Tenderly the girl laid the head of her lover down, kissing him on the staring eyes, and then commenced a slow, sinuous dance, the violin, with its myriad wire strings, pulsating with sobs. The soft, enveloping moon shimmer lent a mystic touch of unreality to the elfin form that seemed to float in rhythmic waves against the dark background of the sal forest. Faster and faster grew the dance, more and more weird the wail of the violin, and the plaint from the girl for her lover's life became a frenzied cry. Now she had failed; her strength was gone; death still held in its cold fingers the heart of her lover; she reeled in exhausted delirium, but, as she would have fallen, the lover rose from death and caught her to his breast.

But the gift of the gods – his life – had been but transitional – a bitter mockery – for the princess lay dead against his pulsing heart. Smothering the unresponsive eyes and lips with kisses, he gently placed the girl upon the ground, and, standing erect, defied the gods – called them to combat.

Prince Ananda interpreted the words and gestures of the gladiator as the moonlight painted in gold and copper his bronze form.

In answer to his challenge a sinister form glided from the shadow of the wall.

"Bhairava, the evil black god, who rides abroad at night," Ananda explained, adding, as the combat began: "They are two Punjabi wrestlers. The lover is Balwant Singh, which means 'Strong Lion;' Bhairava, whom you see is so grotesquely painted black, is Jai Singh, 'Lion of Victory.'"

The struggle was Homeric, as Balwant Singh, the muscles on his back rising in ridges, strove to conquer the black god. In vain his strength, for the god, sinuous as a serpent, slipped from the lover's grasp with ease. At last Jai Singh's black arm lay across the lover's throat, anchored to the shoulder by a hand grip; there was a quick twist to the arm, a choking gasp from Balwant Singh, and, with startling suddenness, he was on his back, both shoulders pinned to the mat.

The tragic drama was at an end. The lover, slain by the gods he had defied, lay beside his dead princess.
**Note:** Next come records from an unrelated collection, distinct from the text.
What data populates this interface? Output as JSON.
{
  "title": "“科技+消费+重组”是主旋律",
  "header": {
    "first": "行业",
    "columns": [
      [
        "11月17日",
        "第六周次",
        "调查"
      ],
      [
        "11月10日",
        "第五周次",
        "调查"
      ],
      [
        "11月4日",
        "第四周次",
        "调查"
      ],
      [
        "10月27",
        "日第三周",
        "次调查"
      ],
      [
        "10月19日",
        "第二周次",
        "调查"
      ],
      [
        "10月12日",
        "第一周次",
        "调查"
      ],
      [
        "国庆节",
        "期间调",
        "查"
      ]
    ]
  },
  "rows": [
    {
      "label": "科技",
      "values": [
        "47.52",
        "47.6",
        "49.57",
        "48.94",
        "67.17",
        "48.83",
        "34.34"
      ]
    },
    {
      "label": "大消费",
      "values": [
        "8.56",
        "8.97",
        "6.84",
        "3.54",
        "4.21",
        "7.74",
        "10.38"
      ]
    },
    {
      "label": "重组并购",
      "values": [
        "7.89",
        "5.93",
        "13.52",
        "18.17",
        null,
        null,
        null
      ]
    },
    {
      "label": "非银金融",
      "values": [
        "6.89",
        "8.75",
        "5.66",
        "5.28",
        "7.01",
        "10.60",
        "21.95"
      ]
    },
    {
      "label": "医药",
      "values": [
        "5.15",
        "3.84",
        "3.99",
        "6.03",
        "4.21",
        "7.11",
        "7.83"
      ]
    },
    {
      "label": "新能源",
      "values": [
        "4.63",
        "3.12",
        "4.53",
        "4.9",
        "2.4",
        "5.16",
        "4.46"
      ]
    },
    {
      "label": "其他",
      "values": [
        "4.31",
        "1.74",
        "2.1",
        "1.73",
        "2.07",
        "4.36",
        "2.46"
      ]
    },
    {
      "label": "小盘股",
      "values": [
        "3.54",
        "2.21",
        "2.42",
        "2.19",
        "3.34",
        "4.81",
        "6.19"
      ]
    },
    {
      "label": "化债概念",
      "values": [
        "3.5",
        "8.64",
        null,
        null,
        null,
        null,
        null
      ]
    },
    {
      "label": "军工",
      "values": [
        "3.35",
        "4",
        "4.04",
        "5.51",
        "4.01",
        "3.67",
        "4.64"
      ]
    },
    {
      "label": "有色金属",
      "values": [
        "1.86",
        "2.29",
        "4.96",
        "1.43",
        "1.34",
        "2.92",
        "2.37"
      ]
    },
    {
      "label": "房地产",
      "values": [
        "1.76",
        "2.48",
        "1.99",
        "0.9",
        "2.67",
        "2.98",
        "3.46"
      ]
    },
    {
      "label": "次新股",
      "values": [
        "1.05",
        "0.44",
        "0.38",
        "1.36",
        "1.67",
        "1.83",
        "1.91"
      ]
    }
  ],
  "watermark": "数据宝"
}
"Ripping!" Lord Victor cried. "In Drury Lane that would cause no end of a sensation as a pantomime. Hello! By Jove! I say!"

For even as the young man cackled, some heavy shadow, some mystic trick of the Orient, had faded from their eyes the three figures of the drama.
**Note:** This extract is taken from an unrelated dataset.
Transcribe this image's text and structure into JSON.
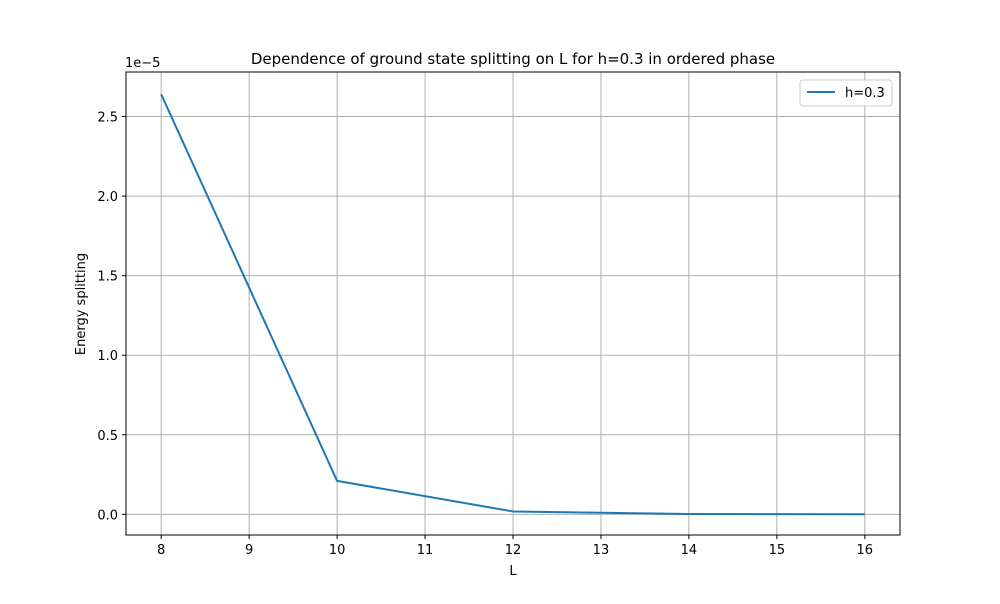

Prince Ananda, with a soft laugh at Gilfain's astonishment, said: "Bharitava, the evil god, has spirited the lover and the princess away."
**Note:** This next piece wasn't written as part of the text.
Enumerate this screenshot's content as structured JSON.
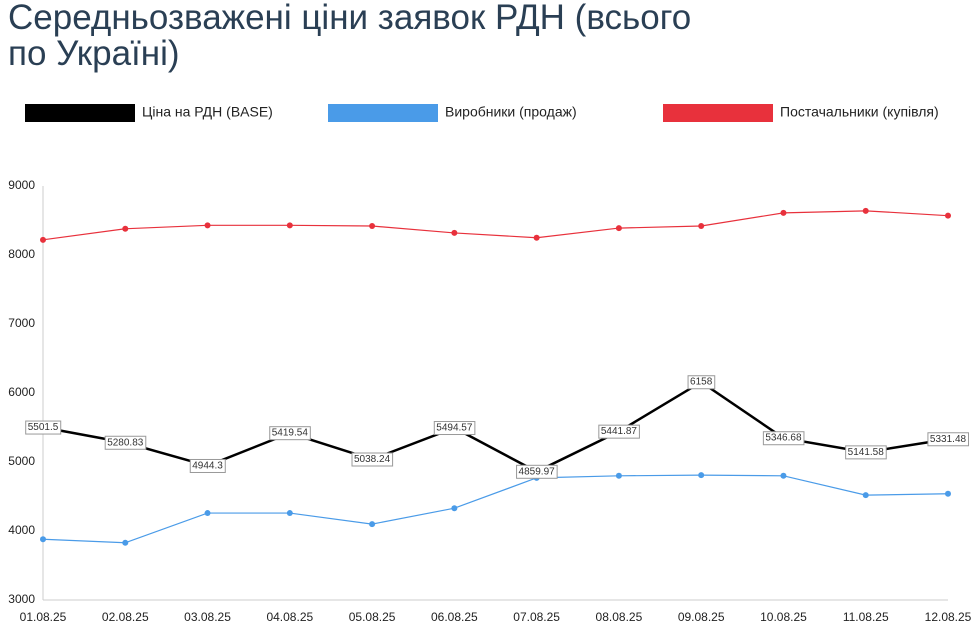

"My friends, dot to me brings of importance a question," Doctor Boelke commented. "How is it dot a few Englishmen rule hundreds of millions, and we see dot der Hindus are stronger as der white man; no Englishman could wrestle those men."

"I fancy it's hardly a question of what we call brute force where England governs," Swinton claimed.

"Oh, of course!" And Doctor Boelke laughed. "England alvays ruling people because of philanthropy. Ah, yes, I hear dot!"

"Do you mean to say, sir" – and Lord Victor's voice was pitched to a high treble of indignation – "that we have no wrestlers at home as good as these Hindu chaps? Damn it, sir, it's rot! A man like Fitzalban, who was at Oxford in my last year, would simply disjoint these chaps like wooden dolls."

The doctor puffed his billowy cheeks in disdain, and Finnerty contributed: "Don't underrate these Punjabi wrestlers, my young friend; there are devilish few professionals even who can take a fall out of them."

"The major should know," and Darpore nodded pleasantly; "he has grappled with the best that come out of the Punjab."

Gilfain, his spirit still ruffled by the Prussian's sneer at England, declared peevishly: "I wish there was a chance to test the bally thing; I'd bet a hundred pounds on the Englishman, even if I'd never seen him wrestle."

Boelke, with a sibilant smack of his lips, retorted: "You are quite safe, my young frient, with your hundred pounds, because, you see, there is no Englishman here to put der poor Hindu on his back."

"I'm not quite so sure about that, Herr Doctor."

Boelke turned in his chair at the deliberate, challenging tone of Finnerty's voice. He looked at the major, then gave vent to an unpleasant laugh.